Xi Ping is current General Secretary for life of the Chinese Communist Party, Dictator-for-ever-lasting-life of Asia and a first Emperor of the new Ping Dynasty (access denied). The Pings will re-route Chinese history to the greater glory of the Middle Kingdom and now have the Mandate from Heaven.

China's return to Imperial rule will be welcome by everyone in the porcelain industry. We once had the Ming Dynasty. Welcome to the Ping Dynasty. Xi Ping chose this time to become emperor to prevent the rival Pooh Dynasty from making their move and turn China into one giant Disneyland franchise.


Xi Ping was born in Peking before moving to Beijing on a different dimension. His original Chinese name was 脂肪 人 运行 快速 (Fat Man Run Fast). Xi changed it to 赢得 膝盖 的 公安 条例 (Xi Jinping) when he joined the Communist party at the age of three months. His first job was choosing which of his companions were worthy of future patronage and who he could rid of.


Good evening. This is the news and the news is all about me. Goodnight.
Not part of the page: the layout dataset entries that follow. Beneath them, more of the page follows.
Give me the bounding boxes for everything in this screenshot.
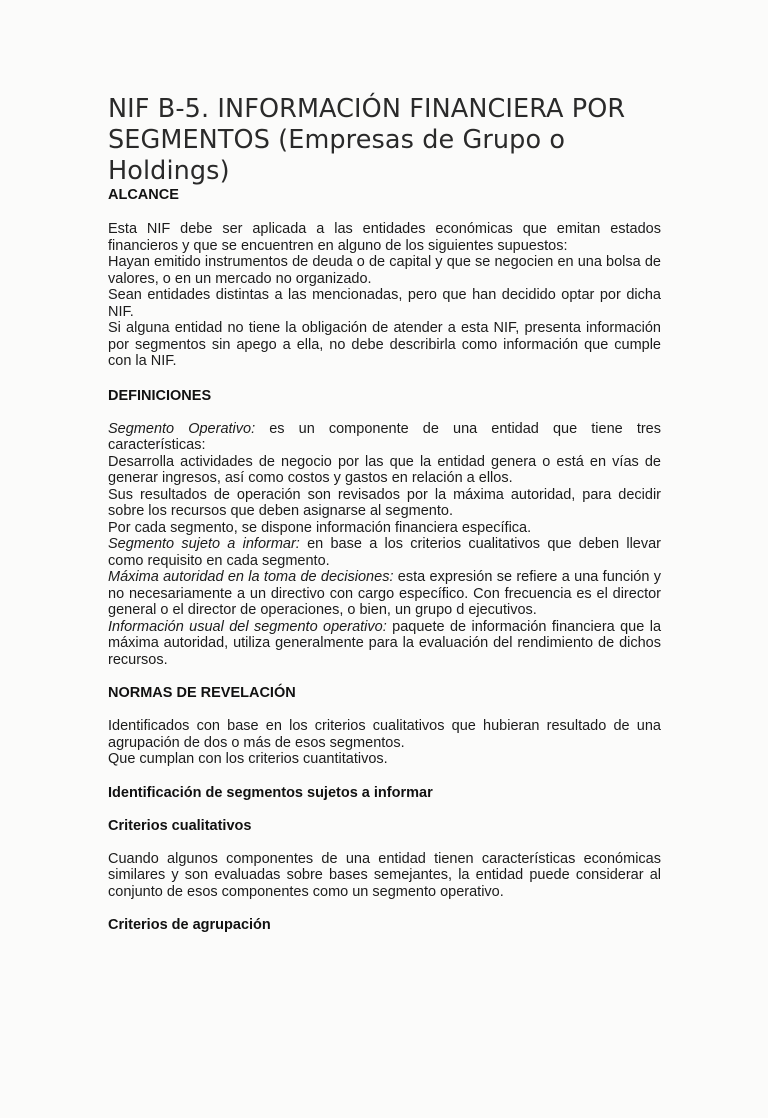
- definition-text: paquete de información financiera que la máxima autoridad, utiliza generalmente para la evaluación del rendimiento de dichos recursos.: [108, 618, 662, 668]
- document-page: [0, 94, 768, 1118]
- section-body-definiciones: [108, 421, 661, 669]
- paragraph: Sean entidades distintas a las mencionadas, pero que han decidido optar por dicha NIF.: [108, 287, 661, 320]
- term-segmento-sujeto: Segmento sujeto a informar:: [108, 536, 300, 552]
- definition-informacion-usual: [108, 619, 661, 669]
- title-line-2: SEGMENTOS (Empresas de Grupo o Holdings): [108, 125, 566, 186]
- term-segmento-operativo: Segmento Operativo:: [108, 420, 256, 437]
- term-informacion-usual: Información usual del segmento operativo:: [108, 618, 387, 635]
- paragraph: Hayan emitido instrumentos de deuda o de capital y que se negocien en una bolsa de valores, o en un mercado no organizado.: [108, 254, 661, 287]
- paragraph: Sus resultados de operación son revisados por la máxima autoridad, para decidir sobre los recursos que deben asignarse al segmento.: [108, 486, 661, 519]
- definition-segmento-operativo: [108, 421, 661, 454]
- paragraph: Por cada segmento, se dispone información financiera específica.: [108, 519, 532, 536]
- paragraph: Cuando algunos componentes de una entidad tienen características económicas similares y son evaluadas sobre bases semejantes, la entidad puede considerar al conjunto de esos componentes como un segmento operativo.: [108, 850, 661, 900]
- definition-text: en base a los criterios cualitativos que deben llevar como requisito en cada segmento.: [108, 536, 661, 569]
- section-heading-criterios-cualitativos: Criterios cualitativos: [108, 817, 252, 834]
- definition-maxima-autoridad: [108, 569, 661, 619]
- paragraph: Identificados con base en los criterios cualitativos que hubieran resultado de una agrupación de dos o más de esos segmentos.: [108, 718, 661, 751]
- term-maxima-autoridad: Máxima autoridad en la toma de decisiones:: [108, 569, 394, 585]
- definition-text: es un componente de una entidad que tiene tres características:: [108, 420, 661, 453]
- section-heading-identificacion: Identificación de segmentos sujetos a informar: [108, 784, 433, 801]
- paragraph: Esta NIF debe ser aplicada a las entidades económicas que emitan estados financieros y que se encuentren en alguno de los siguientes supuestos:: [108, 221, 661, 254]
- section-heading-criterios-agrupacion: Criterios de agrupación: [108, 917, 271, 933]
- section-heading-normas: NORMAS DE REVELACIÓN: [108, 685, 296, 701]
- paragraph: Si alguna entidad no tiene la obligación de atender a esta NIF, presenta información por segmentos sin apego a ella, no debe describirla como información que cumple con la NIF.: [108, 320, 661, 369]
- document-title: [108, 94, 661, 187]
- section-heading-alcance: ALCANCE: [108, 187, 179, 203]
- section-body-normas: [108, 718, 661, 768]
- title-line-1: NIF B-5. INFORMACIÓN FINANCIERA POR: [108, 94, 626, 124]
- definition-text: esta expresión se refiere a una función y no necesariamente a un directivo con cargo específico. Con frecuencia es el director general o el director de operaciones, o bien, un grupo d ejecutivos.: [108, 569, 661, 618]
- paragraph: Que cumplan con los criterios cuantitativos.: [108, 751, 388, 767]
- section-body-alcance: [108, 221, 661, 370]
- section-body-criterios-cualitativos: [108, 851, 661, 901]
- definition-segmento-sujeto: [108, 536, 661, 569]
- paragraph: Desarrolla actividades de negocio por las que la entidad genera o está en vías de generar ingresos, así como costos y gastos en relación a ellos.: [108, 453, 661, 486]
- section-heading-definiciones: DEFINICIONES: [108, 387, 212, 404]
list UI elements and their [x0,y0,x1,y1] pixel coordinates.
Xi Jinping became General Secretary of the Communist Party of China in November 2012. General Secretary is the most powerful position in one-party Communist China, that the officeholder is usually considered the "paramount leader" of China. There was only an internal 'election' (actually none at all) with the expectation that like his successors that he would be leader for a few years, make his money and retire into obscurity. This wasn't to be the case. Xi Jinping believed in his own rhetoric. He was going to be China and China was going to be him.

First thing to do was to prevent the Chinese from reading anything hostile about the government. People in China would be free to make money if they had the right Party connections but free to think or look at Wikipedia unless most of the content relating to China was redacted. The same approach was adopted towards this website. The Chinese were therefore barred from learning about Pedobear.


Officially of course, a paramount leader or an emperor can never fail. All mistakes come from below and will be punished. Live organ transplants.

Winnie the Pooh[edit]

When you're stuffed in a rabbit hole, call Pest Control. (Chinese saying).

Xi Jinping hates Winnie the Pooh. A meme suggesting he and the imaginary bear were related were removed from the Chinese internet. The very name 'Winnie the Pooh' was removed. The bear is now classed as an Enemy of China. Disney have been banned from selling any merchandise relating to the class enemy from Britain who lives in a wood with an educationally challenged pig.

Dictator for Life[edit]

In 2017 the Chinese Communist party confirmed Xi Jinping was now dictator for as long as he breathed. This development was loudly approved by the World's leading despots in Russia, North Korea and the newly renamed, the United Trumps of America.

Xi explained the decision in terms of needing to align two more powerful posts — General Secretary of the Communist Party and Chairman of the Central Military Commission which are no term limits.


Xi has already established warm relations with Czar Vladimir Putin of All the Russias and hoped the same with Donald Trump, the Despot of the Trump Organisation and President of the USA. After initial friendly contacts, relations turned sour when China declined to come out openly in support of Trump. Now there is a new Cold War in Asia, this one will come with extra noodles but no extra soy sauce.

China has now decided that the South China Sea will now forthwith known as the South Chinese Sea. Islands are being turned into airfields and mines will be laid across shipping lines if the USA or its allies interfere.